Me and Ray met mano-a-mano in the hall. I tried to keep it cool. “What’s up Ray?” I extended my hand and I think I touched his shoulder. He brushed me off. “Don’t touch me, Elliott. We need to talk.” “All right let’s go up front,” I said. I was trying to get Ray to go to a front office so we could speak in private but he wasn’t having it. He ushered me towards the lobby and me wanting to seem like I wasn’t a punk followed. Bezo warned me, “Don’t go in the hall, Ell.” I opened the door but stepped back into the reception area which Ray bum rushed through earlier. “Alright Ray, we need to talk here, what’s up.”

From there he proceeded to give me one of the most vicious tongue-lashings anyone could ever take. It was some Lou Piniella and an umpire shit.

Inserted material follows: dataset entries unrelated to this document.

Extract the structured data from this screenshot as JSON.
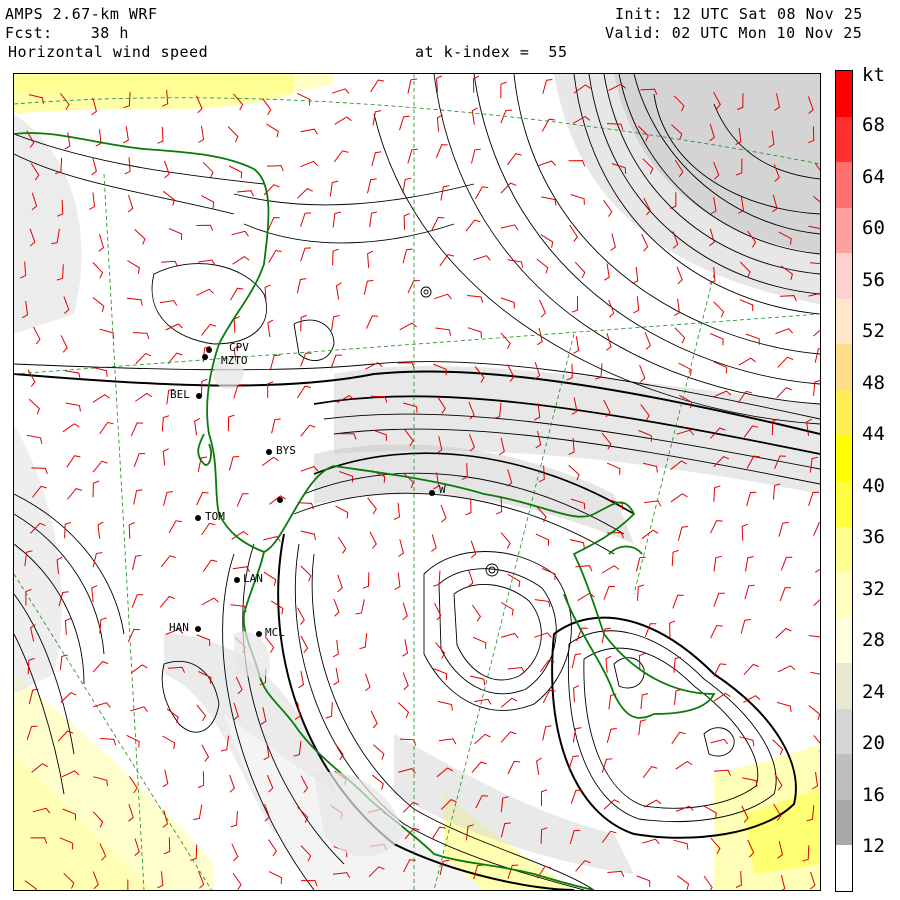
{
  "header": {
    "model": "AMPS 2.67-km WRF",
    "forecast": "Fcst:    38 h",
    "field": "Horizontal wind speed",
    "level": "at k-index =  55",
    "init": "Init: 12 UTC Sat 08 Nov 25",
    "valid": "Valid: 02 UTC Mon 10 Nov 25"
  },
  "colorbar": {
    "unit": "kt",
    "tick_labels": [
      "68",
      "64",
      "60",
      "56",
      "52",
      "48",
      "44",
      "40",
      "36",
      "32",
      "28",
      "24",
      "20",
      "16",
      "12"
    ],
    "colors": [
      "#ff0000",
      "#ff3030",
      "#ff7070",
      "#ffa0a0",
      "#ffd0d0",
      "#ffe8c8",
      "#ffdd88",
      "#ffee55",
      "#ffff00",
      "#ffff40",
      "#ffff90",
      "#ffffc0",
      "#ffffe0",
      "#e8e8d0",
      "#d6d6d6",
      "#bebebe",
      "#a8a8a8",
      "#ffffff"
    ]
  },
  "stations": [
    {
      "code": "CPV"
    },
    {
      "code": "MZTO"
    },
    {
      "code": "BEL"
    },
    {
      "code": "BYS"
    },
    {
      "code": "TOM"
    },
    {
      "code": "LAN"
    },
    {
      "code": "HAN"
    },
    {
      "code": "MCL"
    },
    {
      "code": "W"
    }
  ]
}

He was foaming at the mouth like a dog in heat. Saying it and spraying it like Michael A Gonzales at an industry party. Basically the gist of it was he wanted to eliminate from me the planet. I thought for sure he was gonna deck me. By then his boys had gathered on one side and my staff was on the other. I felt all closed in. I thought about my brother trying to explain to my moms why EJ looks like the Elephant Man. I still remember Mays nervously sitting on the front bench refusing to make eye contact with me while his boy wilded out.

Basically things finally cooled down when I told Ray I would stop dissing The Source in editorials and in the magazine. “I’m serious, Elliott!,” he kept shouting. “And Kim too!” he barked. “Kim too,” I said. Then after getting into it with my fashion editors he and Beantown’s finest were ready to bounce before the cops came. I’m no tough guy but I had to get a final dart off. I mumbled, “I still feel like I’m number one though.” Ray snapped, “It ain’t about number one. All niggas can eat. It ain’t about that.”

Where the Nas cover fits in is Ray and them had heard my next cover was gonna be QB’s finest burning a copy of The Source. That’s also part of the reason why they came up there. But the original plan was always for Nas to burn a Source cover in one hand and an XXL one in the other. In fact, he also burned a Felon, Blaze, Murder Dog any cover with him on it that we could find. Y’all cyber youngn’s say it’s a classic but it actually didn’t sell as well as it should of. In retrospect, I don’t even know if it was worth all the drama. Suffice it is to say, that was a crazy time.

Sidebar: It’s din din time at the Wilson casa so if I’m late with my 9pm post don’t shoot me. Or threaten me. I’m a peaceful yellow brother, you know. Never a thug. Flipped words. Not birds.